Gunners of "B" Troop, 5th Battery, 5th Field Regiment, Royal Canadian Artillery, firing a 25-pounder, February 1, 1945, Malden, The Netherlands.
Lt. Michael M. Dean /DND/ Library and Archives Canada / PA-168908.
"We weren’t supposed to feed the Dutch people but I don’t think there was one Canadian that refused any of them."
We had very little training in 1939. I joined the 14th day of September and I went to Woodstock, New Brunswick. And that’s where we stayed until December the 17th – or, [rather] December the 10th - and then we left there for overseas. I transferred to the 5th Field Regiment on account of my brother coming over in 1942. He joined the artillery and he come over to England and being elder, as one year, he was eligible to claim me as a younger brother into his regiment. So, of which he did.
We were in Juno, the landing of Juno [Beach] 1944. Like that for me, I didn’t see nothing; I landed on the shores of France in the vehicle and I wasn’t able to see anything because the windows were so dirty that you couldn’t see nothing anyway. And I didn’t have time to see what was going on or anything until we finally got through, almost through the city called Caen.
I was taking orders from the AOP, in other words, that’s the Air Observation Post, we had an Air Observation Post.
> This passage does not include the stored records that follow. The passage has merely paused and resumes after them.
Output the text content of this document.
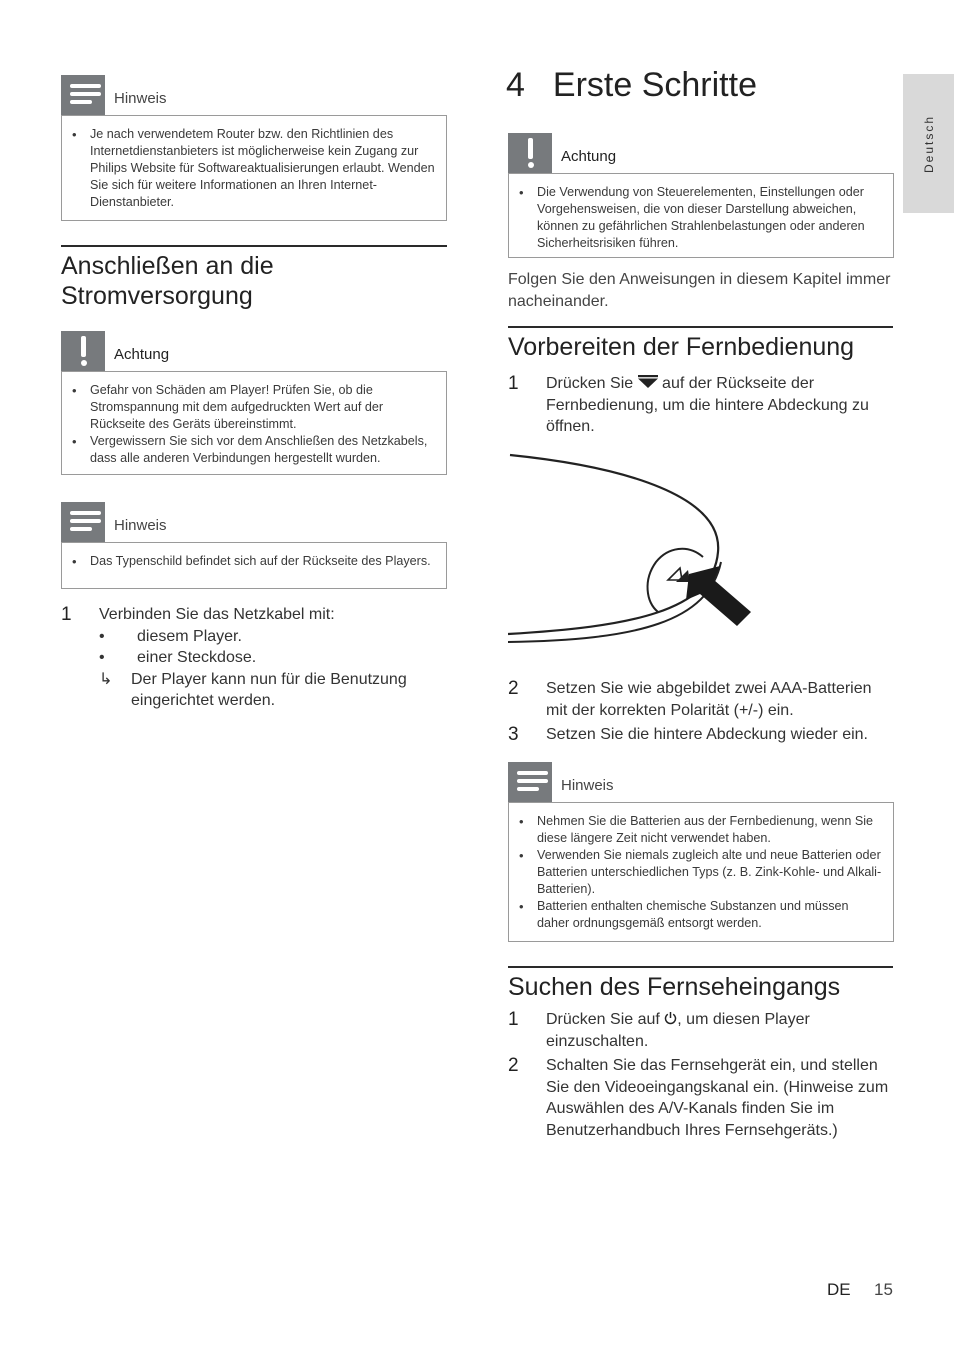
Deutsch
Hinweis
• Je nach verwendetem Router bzw. den Richtlinien des Internetdienstanbieters ist möglicherweise kein Zugang zur Philips Website für Softwareaktualisierungen erlaubt. Wenden Sie sich für weitere Informationen an Ihren Internet-Dienstanbieter.
Anschließen an die
Stromversorgung
Achtung
• Gefahr von Schäden am Player! Prüfen Sie, ob die Stromspannung mit dem aufgedruckten Wert auf der Rückseite des Geräts übereinstimmt.
• Vergewissern Sie sich vor dem Anschließen des Netzkabels, dass alle anderen Verbindungen hergestellt wurden.
Hinweis
• Das Typenschild befindet sich auf der Rückseite des Players.
1 Verbinden Sie das Netzkabel mit:
• diesem Player.
• einer Steckdose.
↳ Der Player kann nun für die Benutzung eingerichtet werden.
4 Erste Schritte
Achtung
• Die Verwendung von Steuerelementen, Einstellungen oder Vorgehensweisen, die von dieser Darstellung abweichen, können zu gefährlichen Strahlenbelastungen oder anderen Sicherheitsrisiken führen.

Folgen Sie den Anweisungen in diesem Kapitel immer nacheinander.

Vorbereiten der Fernbedienung
1 Drücken Sie  auf der Rückseite der Fernbedienung, um die hintere Abdeckung zu öffnen.
2 Setzen Sie wie abgebildet zwei AAA-Batterien mit der korrekten Polarität (+/-) ein.
3 Setzen Sie die hintere Abdeckung wieder ein.
Hinweis
• Nehmen Sie die Batterien aus der Fernbedienung, wenn Sie diese längere Zeit nicht verwendet haben.
• Verwenden Sie niemals zugleich alte und neue Batterien oder Batterien unterschiedlichen Typs (z. B. Zink-Kohle- und Alkali-Batterien).
• Batterien enthalten chemische Substanzen und müssen daher ordnungsgemäß entsorgt werden.
Suchen des Fernseheingangs
1 Drücken Sie auf , um diesen Player einzuschalten.
2 Schalten Sie das Fernsehgerät ein, und stellen Sie den Videoeingangskanal ein. (Hinweise zum Auswählen des A/V-Kanals finden Sie im Benutzerhandbuch Ihres Fernsehgeräts.)
DE 15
Now, small aircraft, once in a while, they would come over and find where the Germans were and radio back to me and tell me exactly where they were and I would give my order to the sergeant and he would plot it on the plotting board where the German resistance was. And then we’d bring fire down on that point of interest.
I was over to the liberation [of the Netherlands] party that they had, the 65th [anniversary]. I visited the girl that I fed in 1944; a little Dutch girl and she came to the mess call every time they called for us to get our food. She came to me and pulled on my pant leg and begged food from me, of which I gave her - everything I could possibly give. We weren’t supposed to feed the Dutch people but I don’t think there was one Canadian that refused any of them. So this [memory] remained for 45 years until I met a Dutch chap here just down from the cottage here which I occupy at the present time, down to the lake, he was going home to see his mother and I told him, I said, Peter, the visit to your place is not going to be too big because Holland’s not that large. He said, no. So I said, I’ve got a picture of a little girl in a dresser drawer I’ve had now from wartime and I said, I only got the first name, I didn’t the second name. Because her mother never put it on the pictures.
But while we were in Holland, we were in dugout and in the ground for our command post but this time, at the gun position, we were entitled to take their house over because they were dug in the ground. And by doing that, the little girl always come out every day at the time when we were called for to get our rations. She’d come out and pull on my pant leg and which - I fed her each time. Then, when Peter went over to see his mother, he come back and he said, I found her. And that was a period of 45 years elapsed. So he found her and since then, I’ve been back three times; this was the third time just a month ago [May 2010]. And the wife and I went over the first two times, met the family, she was married and had a family of her own and we certainly enjoyed the hospitality, which was out of this world. We couldn’t do nothing, they turned over backwards to watch every move and help us and we weren’t entitled to do anything. So that’s the hospitality that the Dutch people give to the Canadians that were the liberators of their country.